Data: Use and Mis-use

As a leader, how do you guide appropriate use of data and for what purposes?

School districts have devoted significant resources to the development of data management systems.  There is an enormous amount of information available to us - sometimes so much that we don't know where to begin.  And, when we do take the plunge, we worry that perhaps the data are being used incorrectly, or even that some data should not be used at all.

When considering the potential uses of data, it is important for us as responsible professionals to also consider and be cautious of potential misuses.  There are two significant issues.  The first issue is balancing the individual's right to privacy with the staff's need for access to the data necessary to make decisions that will improve instruction and increase student achievement.  ...

The second potential misuse of data comes from the overwhelming amount of data now available to us.  Data mashups are integrations of data from various sources.  When those mashups make use of data that legitimately belong together, the interpretations made can be helpful and even insightful.  However, when well-intentioned but untrained individuals combine disparate data sets that do not belong together, the results are misleading and any interpretations of the data are invalid.

Issues of data mismanagement are best addressed through attention to school culture and to processes that mitigate concerns.  They cannot be allowed to derail efforts to use data appropriately to improve instruction and increase student achievement.

From:  The Evidence-Based School by Karen Hume
Published by: Pearson


  1. The 4Cs of data analysis help us to avoid the misuse of data.
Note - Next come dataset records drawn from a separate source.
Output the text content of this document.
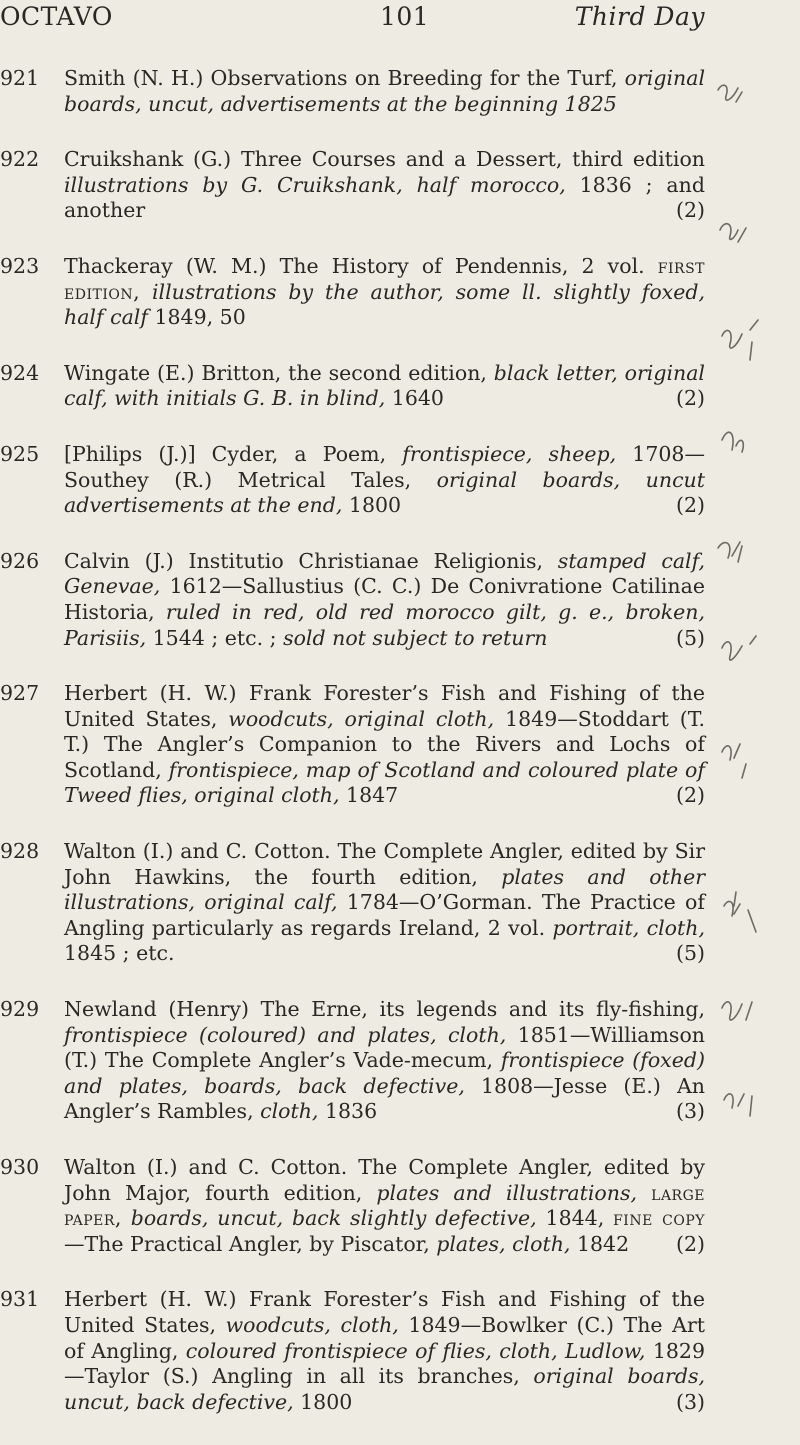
OCTAVO	101	Third Day
921 Smith (N. H.) Observations on Breeding for the Turf, original boards, uncut, advertisements at the beginning 1825
922 Cruikshank (G.) Three Courses and a Dessert, third edition illustrations by G. Cruikshank, half morocco, 1836 ; and another	(2)
923 Thackeray (W. M.) The History of Pendennis, 2 vol. first edition, illustrations by the author, some ll. slightly foxed, half calf 1849, 50
924 Wingate (E.) Britton, the second edition, black letter, original calf, with initials G. B. in blind, 1640	(2)
925 [Philips (J.)] Cyder, a Poem, frontispiece, sheep, 1708—Southey (R.) Metrical Tales, original boards, uncut advertisements at the end, 1800	(2)
926 Calvin (J.) Institutio Christianae Religionis, stamped calf, Genevae, 1612—Sallustius (C. C.) De Conivratione Catilinae Historia, ruled in red, old red morocco gilt, g. e., broken, Parisiis, 1544 ; etc. ; sold not subject to return	(5)
927 Herbert (H. W.) Frank Forester’s Fish and Fishing of the United States, woodcuts, original cloth, 1849—Stoddart (T. T.) The Angler’s Companion to the Rivers and Lochs of Scotland, frontispiece, map of Scotland and coloured plate of Tweed flies, original cloth, 1847	(2)
928 Walton (I.) and C. Cotton. The Complete Angler, edited by Sir John Hawkins, the fourth edition, plates and other illustrations, original calf, 1784—O’Gorman. The Practice of Angling particularly as regards Ireland, 2 vol. portrait, cloth, 1845 ; etc.	(5)
929 Newland (Henry) The Erne, its legends and its fly-fishing, frontispiece (coloured) and plates, cloth, 1851—Williamson (T.) The Complete Angler’s Vade-mecum, frontispiece (foxed) and plates, boards, back defective, 1808—Jesse (E.) An Angler’s Rambles, cloth, 1836	(3)
930 Walton (I.) and C. Cotton. The Complete Angler, edited by John Major, fourth edition, plates and illustrations, large paper, boards, uncut, back slightly defective, 1844, fine copy—The Practical Angler, by Piscator, plates, cloth, 1842 (2)
931 Herbert (H. W.) Frank Forester’s Fish and Fishing of the United States, woodcuts, cloth, 1849—Bowlker (C.) The Art of Angling, coloured frontispiece of flies, cloth, Ludlow, 1829—Taylor (S.) Angling in all its branches, original boards, uncut, back defective, 1800	(3)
When we examine data we ask: Is the data complete? concealing? consistent? comparative? These questions can help us to dig deeper, disaggregate the data and generate questions that lead us to new understandings.

  2. Claire Hainstock8 July 2011 at 10:54

    Data collection and use in schools is too widely dispersed with too many people having responsibility for it while at the same time having ownership of it housed in one area - the principal.

    Is the fact that the data is not widely distributed and analyzed, with specific bench-marketing occurring creating a culture of data disrespect?